Ein Löwenrudel ist in Südafrika aus einem Nationalpark entkommen. Nachdem die Raubtiere mehrere Schafe gerissen hatten, wurden sie von Rangern getötet.
Löwenrudel in Südafrika (Archivbild)

Löwenrudel in Südafrika (Archivbild)

Foto: Leisa Tyler / Getty Images

Mit der Tötung von sieben Löwen haben Ranger in Südafrika den Ausbruch eines Raubtierrudels aus einem Nationalpark beendet. Die Nationalparkbehörde Sanparks war zuvor von einem Farmer alarmiert worden.

Er hatte auf dem Gelände seines Anwesens rund ein Dutzend zerfleischter Schafe entdeckt, sagte Sprecher Rey Thakhuli der Nachrichtenagentur dpa. Der Vorfall soll sich demnach bereits am Dienstag ereignet haben.

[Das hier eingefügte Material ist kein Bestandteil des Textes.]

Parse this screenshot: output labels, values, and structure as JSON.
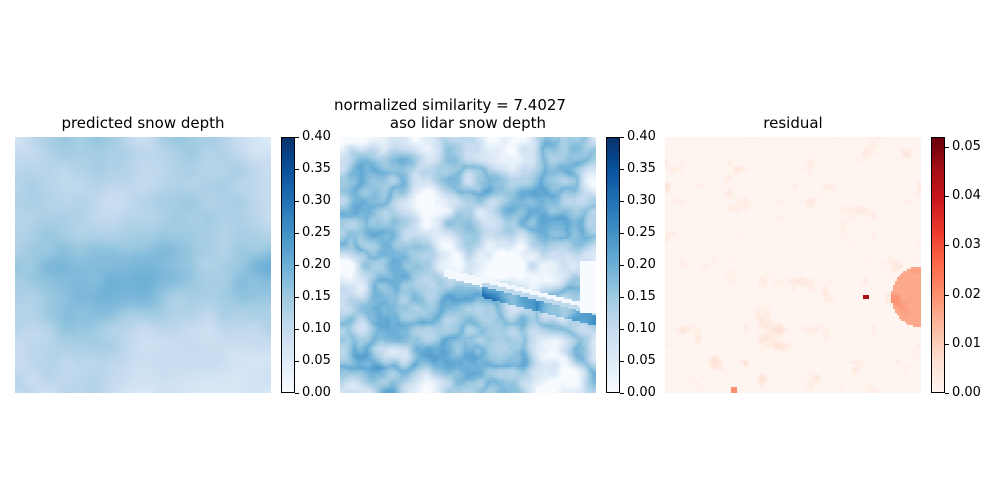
{
  "suptitle": "normalized similarity = 7.4027",
  "chart_data": [
    {
      "type": "heatmap",
      "title": "predicted snow depth",
      "colormap": "Blues",
      "colorbar": {
        "range": [
          0.0,
          0.4
        ],
        "ticks": [
          "0.00",
          "0.05",
          "0.10",
          "0.15",
          "0.20",
          "0.25",
          "0.30",
          "0.35",
          "0.40"
        ]
      },
      "field": {
        "mean": 0.12,
        "min": 0.02,
        "max": 0.22
      }
    },
    {
      "type": "heatmap",
      "title": "aso lidar snow depth",
      "colormap": "Blues",
      "colorbar": {
        "range": [
          0.0,
          0.4
        ],
        "ticks": [
          "0.00",
          "0.05",
          "0.10",
          "0.15",
          "0.20",
          "0.25",
          "0.30",
          "0.35",
          "0.40"
        ]
      },
      "field": {
        "mean": 0.14,
        "min": 0.0,
        "max": 0.4
      }
    },
    {
      "type": "heatmap",
      "title": "residual",
      "colormap": "Reds",
      "colorbar": {
        "range": [
          0.0,
          0.052
        ],
        "ticks": [
          "0.00",
          "0.01",
          "0.02",
          "0.03",
          "0.04",
          "0.05"
        ]
      },
      "field": {
        "mean": 0.002,
        "min": 0.0,
        "max": 0.052
      }
    }
  ]
}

Die Wildhüter hätten dann entdeckt, dass drei Tiere eines siebenköpfigen Löwenrudels dafür verantwortlich waren. Die Löwen seien daraufhin zunächst erfolgreich in den im Westen des Landes gelegenen Karoo-Nationalpark zurückgescheucht worden. Wenige Stunden später seien sie aber erneut ausgebrochen und zu der Farm zurückgekehrt, berichtete das Nachrichtenportal News 24 .

Erneut seien daraufhin die Ranger ausgerückt und hätten das Rudel schließlich getötet, um eine Gefahr für die Menschen der Region auszuschließen. Auch ein Hubschrauber wurde dabei laut Thakhuli eingesetzt.

Südafrika ist für seine Naturschutzgebiete und wilden Tiere weltweit bekannt. Allerdings sind dort und in vielen anderen afrikanischen Ländern etliche Tierarten unter anderem durch Wilderei und Habitatverlust bedroht. Die Population von Löwen in Afrika ist in den vergangenen 20 Jahren um die Hälfte geschrumpft, wie die Naturschutzunion (IUCN) betont.